In some cases, the establishment is as feckless and flatly incorrect as advertised. Democrats made a Faustian bargain with Specter, trading a few months of a theoretically filibuster-proof majority for their top-to-bottom backing in his primary. Rep. Joe Sestak beat Specter anyway, giving the party a stronger candidate in spite of itself. The Democrats weren't so lucky in Hawaii last weekend when their inability to settle on one candidate cost them the House seat that President Obama carried with 72 percent in 2008. (No surprise: It's the district of his birth.)

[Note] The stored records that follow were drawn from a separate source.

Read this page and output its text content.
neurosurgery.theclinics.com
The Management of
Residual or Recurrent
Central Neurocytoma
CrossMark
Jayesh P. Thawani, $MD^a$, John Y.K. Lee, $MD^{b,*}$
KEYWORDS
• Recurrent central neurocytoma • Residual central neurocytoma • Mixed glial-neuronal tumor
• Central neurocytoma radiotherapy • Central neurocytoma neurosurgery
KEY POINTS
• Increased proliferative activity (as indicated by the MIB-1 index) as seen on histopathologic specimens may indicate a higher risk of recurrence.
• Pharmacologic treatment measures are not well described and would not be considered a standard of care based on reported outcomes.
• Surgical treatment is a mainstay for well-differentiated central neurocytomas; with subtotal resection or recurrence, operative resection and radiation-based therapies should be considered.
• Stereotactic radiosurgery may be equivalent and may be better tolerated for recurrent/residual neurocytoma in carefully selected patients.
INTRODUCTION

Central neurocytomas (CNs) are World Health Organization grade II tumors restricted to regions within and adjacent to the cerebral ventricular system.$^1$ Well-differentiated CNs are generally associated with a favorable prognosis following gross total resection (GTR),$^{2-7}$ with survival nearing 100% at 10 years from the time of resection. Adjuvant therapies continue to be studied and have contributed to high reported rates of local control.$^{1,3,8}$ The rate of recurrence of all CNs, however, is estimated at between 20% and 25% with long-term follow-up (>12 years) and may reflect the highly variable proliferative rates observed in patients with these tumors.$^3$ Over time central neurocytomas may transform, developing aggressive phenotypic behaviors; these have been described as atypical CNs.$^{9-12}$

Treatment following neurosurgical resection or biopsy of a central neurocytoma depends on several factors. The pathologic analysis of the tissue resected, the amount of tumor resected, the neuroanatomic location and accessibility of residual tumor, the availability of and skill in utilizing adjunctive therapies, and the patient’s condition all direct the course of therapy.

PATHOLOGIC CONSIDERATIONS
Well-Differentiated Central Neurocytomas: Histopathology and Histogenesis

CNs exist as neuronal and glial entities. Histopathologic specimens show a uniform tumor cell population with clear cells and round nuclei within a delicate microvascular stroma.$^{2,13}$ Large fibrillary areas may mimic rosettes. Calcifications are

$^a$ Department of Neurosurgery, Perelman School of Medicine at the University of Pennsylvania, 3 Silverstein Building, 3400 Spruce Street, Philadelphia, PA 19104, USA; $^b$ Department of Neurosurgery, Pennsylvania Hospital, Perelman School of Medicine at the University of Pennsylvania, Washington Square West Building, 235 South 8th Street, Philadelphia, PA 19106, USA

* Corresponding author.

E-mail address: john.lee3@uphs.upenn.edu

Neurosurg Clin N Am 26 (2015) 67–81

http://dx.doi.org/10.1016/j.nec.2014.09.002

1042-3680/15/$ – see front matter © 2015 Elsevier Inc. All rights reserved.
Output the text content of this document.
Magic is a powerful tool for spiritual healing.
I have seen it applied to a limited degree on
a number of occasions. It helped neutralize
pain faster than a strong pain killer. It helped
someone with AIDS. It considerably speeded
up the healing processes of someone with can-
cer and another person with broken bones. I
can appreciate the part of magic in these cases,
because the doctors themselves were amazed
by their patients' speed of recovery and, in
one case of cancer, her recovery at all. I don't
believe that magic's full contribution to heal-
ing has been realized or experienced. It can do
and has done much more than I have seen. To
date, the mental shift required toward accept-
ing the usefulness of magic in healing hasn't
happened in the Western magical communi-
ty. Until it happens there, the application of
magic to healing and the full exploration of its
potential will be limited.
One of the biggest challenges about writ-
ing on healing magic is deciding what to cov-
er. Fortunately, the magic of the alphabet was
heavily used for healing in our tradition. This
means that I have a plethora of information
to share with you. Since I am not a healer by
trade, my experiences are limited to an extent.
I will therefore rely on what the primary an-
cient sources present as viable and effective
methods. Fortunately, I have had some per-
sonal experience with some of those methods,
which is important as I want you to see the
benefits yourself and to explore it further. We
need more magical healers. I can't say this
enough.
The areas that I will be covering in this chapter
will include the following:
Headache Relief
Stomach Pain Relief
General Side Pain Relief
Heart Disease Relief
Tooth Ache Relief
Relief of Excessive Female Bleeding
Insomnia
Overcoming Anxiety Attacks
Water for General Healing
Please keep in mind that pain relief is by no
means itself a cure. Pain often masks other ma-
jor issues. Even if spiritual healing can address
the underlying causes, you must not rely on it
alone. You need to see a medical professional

But the fact is that the establishment is often correct. For example, Republicans are favored to pick up four Senate seats currently held by Democrats: Obama's old seat (which the forgettable Roland Burris holds), Vice President Joe Biden's old seat (which placeholder Sen. Ted Kaufman occupies), and the seats being vacated by retiring Sens. Evan Bayh of Indiana and Byron Dorgan of North Dakota. The querulous conservative wing of the GOP, most notably the Tea Partyers, opposed to varying extent the establishment candidates expected to win those seats. Moderate Delaware GOP Rep. Mike Castle, for instance, was famously booed at a town hall meeting last summer when he dared suggest that Obama is, in fact, a U.S. citizen. And while conservatives grouse that Rep. Mark Kirk in Illinois and former Sen. Dan Coats in Indiana are ideologically squishy, the movement split its votes and couldn't stop either nomination.
The cutting difference between the establishment and the ideologically driven insurgencies in both parties, but most especially in the GOP, is pragmatism. The establishment focuses on electability, the insurgents on purity. Conservative icon Sen. Jim DeMint of South Carolina has said that he'd prefer 30 real conservatives over a moderate majority. I'll happily take that deal, but the likes of Republican Senate Leader Mitch McConnell understand the bigger picture: The majority sets the agenda. A Senate Democratic majority fractious enough to include liberals like Sherrod Brown of Ohio and centrists like Ben Nelson of Nebraska was united enough to pass healthcare reform.
But the tension between pragmatism and purity could stall the GOP drive for huge congressional gains this year.
Case in point is Rand Paul, the suddenly and unhappily famous GOP nominee in Kentucky, and a certified Tea Partyer. When post-election interviews highlighted his evident discomfort with the 1964 Civil Rights Act (he has issues with the federal government making it illegal for businesses to discriminate based on race), he quickly demonstrated why the establishment GOP had feared him. Even if Paul doesn't have to answer another question about the Civil Rights Act, he can expect a steady stream of queries aimed at illuminating the gap between libertarian orthodoxy and the mainstream of American political thought on issues like child labor laws, worker safety, the minimum wage, regulation of offshore oil drilling platforms, and—kind of a big deal in Kentucky—federal agricultural subsidies. (He's not a fan.) Paul can answer forthrightly and risk alienating voters outside of the Tea Party, or he can bob and weave as he has on civil rights and look not only like just another politician but, worse, like an inept one. Either way, a Senate race in which the GOP should have a distinct advantage figures to remain competitive.